A motion to strike lies either (1) to strike any irrelevant, false or improper matter inserted in any pleading; or (2) to strike any pleading or part thereof not drawn or filed in conformity with the laws of this state, a court rule or order of court.  (CCP § 436.) Courts are given “broad discretion” when ruling on a motion to strike.  (Camenisch v. Superior Court (1996) 44 Cal.App.4th 1689, 1699).

Analysis

Google moves to strike the following three portions of the SAC: (1) The entirety of paragraphs 96–97, 105–108; or (2) the portion of SAC paragraph 107 found at 35:23–24, which reads “deprecating the ReactX technology from Google’s digital advertising exchange platforms and”; or (3) the portion of SAC paragraph 107 found at 35:24–25, which reads “and diverting ReactX’s customers away from ReactX to Google’s products.”

In support, Google invokes arguments mostly identical to those made and now rejected in support of its Demurrer. The court incorporates that stated reasoning in full here.

First, Google argues that it was “contractually entitled to end its relationship with ReactX,” and that this “termination” theory of liability should be stricken.  (Mtn. 14: 20-22.)  AS noted above, the court need not and does not construe the SAC as being based solely on Google’s decision to terminate the relationship—indeed, ReactX reasonably claims that it’s not based on this factor at all. Indeed, the SAC alleges conduct independent of the decision to terminate that could support breach of the implied covenant.  

Second, Google contends that the implied covenant claim is duplicative of the breach of contract claim.  The court again does not find as a matter of law at the pleading stage that the claims are duplicative.  As plead, the breach of contract claim is based, at least in part, upon Google’s breaches of the express provisions of the License and Terms. The Implied Covenant claim, on the other hand, is based in part upon Google deprecating the ReactX technology from Google’s digital advertising exchange platforms and diverting ReactX’s customers away from ReactX to Google’s products.

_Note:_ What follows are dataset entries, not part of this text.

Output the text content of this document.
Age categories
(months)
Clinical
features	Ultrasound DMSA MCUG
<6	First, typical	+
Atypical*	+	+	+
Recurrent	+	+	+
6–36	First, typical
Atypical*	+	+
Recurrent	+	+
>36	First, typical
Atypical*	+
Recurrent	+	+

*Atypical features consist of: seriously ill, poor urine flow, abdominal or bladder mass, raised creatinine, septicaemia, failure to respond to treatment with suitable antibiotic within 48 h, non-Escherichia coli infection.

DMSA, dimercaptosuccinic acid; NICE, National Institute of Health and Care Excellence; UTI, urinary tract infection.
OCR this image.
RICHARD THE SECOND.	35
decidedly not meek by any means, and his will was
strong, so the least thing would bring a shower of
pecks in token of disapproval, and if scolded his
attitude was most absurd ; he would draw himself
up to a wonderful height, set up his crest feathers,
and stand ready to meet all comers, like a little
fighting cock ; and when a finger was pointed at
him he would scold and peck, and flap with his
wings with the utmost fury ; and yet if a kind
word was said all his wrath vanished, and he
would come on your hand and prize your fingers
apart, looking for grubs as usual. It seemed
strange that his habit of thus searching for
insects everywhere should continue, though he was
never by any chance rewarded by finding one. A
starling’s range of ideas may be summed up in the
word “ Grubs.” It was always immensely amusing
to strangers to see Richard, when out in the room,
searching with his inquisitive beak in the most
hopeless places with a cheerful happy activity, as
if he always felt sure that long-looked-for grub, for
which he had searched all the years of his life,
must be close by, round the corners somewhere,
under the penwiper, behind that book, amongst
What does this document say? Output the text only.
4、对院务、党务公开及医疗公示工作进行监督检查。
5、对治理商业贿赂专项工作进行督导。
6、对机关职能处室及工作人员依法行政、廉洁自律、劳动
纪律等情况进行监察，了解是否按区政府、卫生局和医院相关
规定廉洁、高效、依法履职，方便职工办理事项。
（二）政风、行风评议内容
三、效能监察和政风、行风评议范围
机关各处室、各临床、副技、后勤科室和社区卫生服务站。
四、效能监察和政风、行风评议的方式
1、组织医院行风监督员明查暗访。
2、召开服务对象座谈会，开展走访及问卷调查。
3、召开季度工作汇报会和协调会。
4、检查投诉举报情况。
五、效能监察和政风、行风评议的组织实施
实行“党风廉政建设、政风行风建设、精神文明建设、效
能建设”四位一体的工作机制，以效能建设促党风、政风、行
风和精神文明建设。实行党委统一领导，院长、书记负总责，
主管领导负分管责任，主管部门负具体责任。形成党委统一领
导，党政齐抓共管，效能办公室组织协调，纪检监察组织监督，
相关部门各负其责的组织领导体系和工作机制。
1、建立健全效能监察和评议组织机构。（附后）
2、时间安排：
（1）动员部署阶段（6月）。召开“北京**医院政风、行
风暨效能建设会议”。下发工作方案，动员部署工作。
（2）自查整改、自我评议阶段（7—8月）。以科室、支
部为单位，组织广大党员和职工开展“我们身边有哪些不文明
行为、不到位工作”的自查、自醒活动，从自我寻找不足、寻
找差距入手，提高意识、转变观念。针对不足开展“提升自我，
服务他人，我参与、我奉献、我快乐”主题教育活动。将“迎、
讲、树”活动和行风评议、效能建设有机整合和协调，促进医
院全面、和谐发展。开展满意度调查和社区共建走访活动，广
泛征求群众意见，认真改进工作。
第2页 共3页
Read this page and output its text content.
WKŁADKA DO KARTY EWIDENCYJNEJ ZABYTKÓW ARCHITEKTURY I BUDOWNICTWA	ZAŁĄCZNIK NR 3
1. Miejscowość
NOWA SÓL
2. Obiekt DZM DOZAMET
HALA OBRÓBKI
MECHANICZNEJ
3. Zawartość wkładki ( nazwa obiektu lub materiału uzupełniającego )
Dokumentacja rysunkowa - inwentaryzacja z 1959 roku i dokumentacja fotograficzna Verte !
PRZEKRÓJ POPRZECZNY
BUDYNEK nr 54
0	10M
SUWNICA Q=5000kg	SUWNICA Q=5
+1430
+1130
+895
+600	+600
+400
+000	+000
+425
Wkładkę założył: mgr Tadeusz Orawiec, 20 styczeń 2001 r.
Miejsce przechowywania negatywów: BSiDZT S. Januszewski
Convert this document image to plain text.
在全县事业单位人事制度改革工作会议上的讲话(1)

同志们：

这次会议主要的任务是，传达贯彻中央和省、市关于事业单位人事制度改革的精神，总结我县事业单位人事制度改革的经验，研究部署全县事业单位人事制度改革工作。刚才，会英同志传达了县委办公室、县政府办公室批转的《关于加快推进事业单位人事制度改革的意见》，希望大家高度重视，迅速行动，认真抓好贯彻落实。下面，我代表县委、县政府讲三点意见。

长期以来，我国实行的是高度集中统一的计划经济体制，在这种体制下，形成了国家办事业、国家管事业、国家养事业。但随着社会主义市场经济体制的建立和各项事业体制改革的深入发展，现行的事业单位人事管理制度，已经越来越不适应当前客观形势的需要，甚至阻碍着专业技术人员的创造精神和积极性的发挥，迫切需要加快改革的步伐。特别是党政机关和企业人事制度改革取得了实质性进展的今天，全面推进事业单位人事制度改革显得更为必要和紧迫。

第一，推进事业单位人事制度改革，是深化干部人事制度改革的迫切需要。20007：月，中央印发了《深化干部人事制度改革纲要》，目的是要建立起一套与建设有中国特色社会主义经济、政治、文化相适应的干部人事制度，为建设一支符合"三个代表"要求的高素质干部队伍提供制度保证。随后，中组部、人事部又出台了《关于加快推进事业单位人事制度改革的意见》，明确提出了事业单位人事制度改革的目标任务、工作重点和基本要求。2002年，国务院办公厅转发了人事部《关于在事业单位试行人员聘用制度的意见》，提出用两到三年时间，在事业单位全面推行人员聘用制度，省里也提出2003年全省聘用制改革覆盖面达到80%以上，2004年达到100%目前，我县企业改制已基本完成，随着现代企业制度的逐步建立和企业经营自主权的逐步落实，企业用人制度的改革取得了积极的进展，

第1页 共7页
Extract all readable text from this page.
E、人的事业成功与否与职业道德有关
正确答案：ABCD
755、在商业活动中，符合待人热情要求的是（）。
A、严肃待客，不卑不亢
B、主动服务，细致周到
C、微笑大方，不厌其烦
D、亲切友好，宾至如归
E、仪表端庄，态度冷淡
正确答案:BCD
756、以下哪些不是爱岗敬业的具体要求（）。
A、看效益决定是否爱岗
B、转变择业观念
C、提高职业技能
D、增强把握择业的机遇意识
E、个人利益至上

In other words, it is independent of the express provisions of the contract(s).

Finally, Google argues the implied covenant claim is preempted by CUTSA.  The court finds, however, that ReactX seeks contractual remedies, and rejects the argument that the claims are necessarily identical to the previously rejected claim for interference with contract. (See FAC.)  

Accordingly, Google’s Motion to Strike is DENIED.

Moving party to give notice, unless waived.  

IT IS SO ORDERED.

Dated:   November 21, 2022 ___________________________________
Randolph M. Hammock
Judge of the Superior Court

FN 1 - As a persuasive point, Plaintiff notes that some federal district courts have taken the position that “whether or not a breach of the implied covenant is duplicative of a contract is more appropriately addressed at summary judgment as opposed to the more liberal pleading standard applicable to the present motion to dismiss.” (Enfinity Cent. Val 2 Parlier LLC v. City of Parlier, 2020 WL 3060390, at *6 (E.D. Cal. June 9, 2020).) Of course, this is not binding on this court.  But based on the facts before it now, this court is inclined to agree. As a counterpoint, Defendant rightfully notes that California courts have decided the issue at the demurrer stage.  (See, e.g., Careau, 222 Cal. App. 3d at 1392; Levy v. Only Cremations for Pets, Inc. (2020) 57 Cal. App. 5th 203, 215.)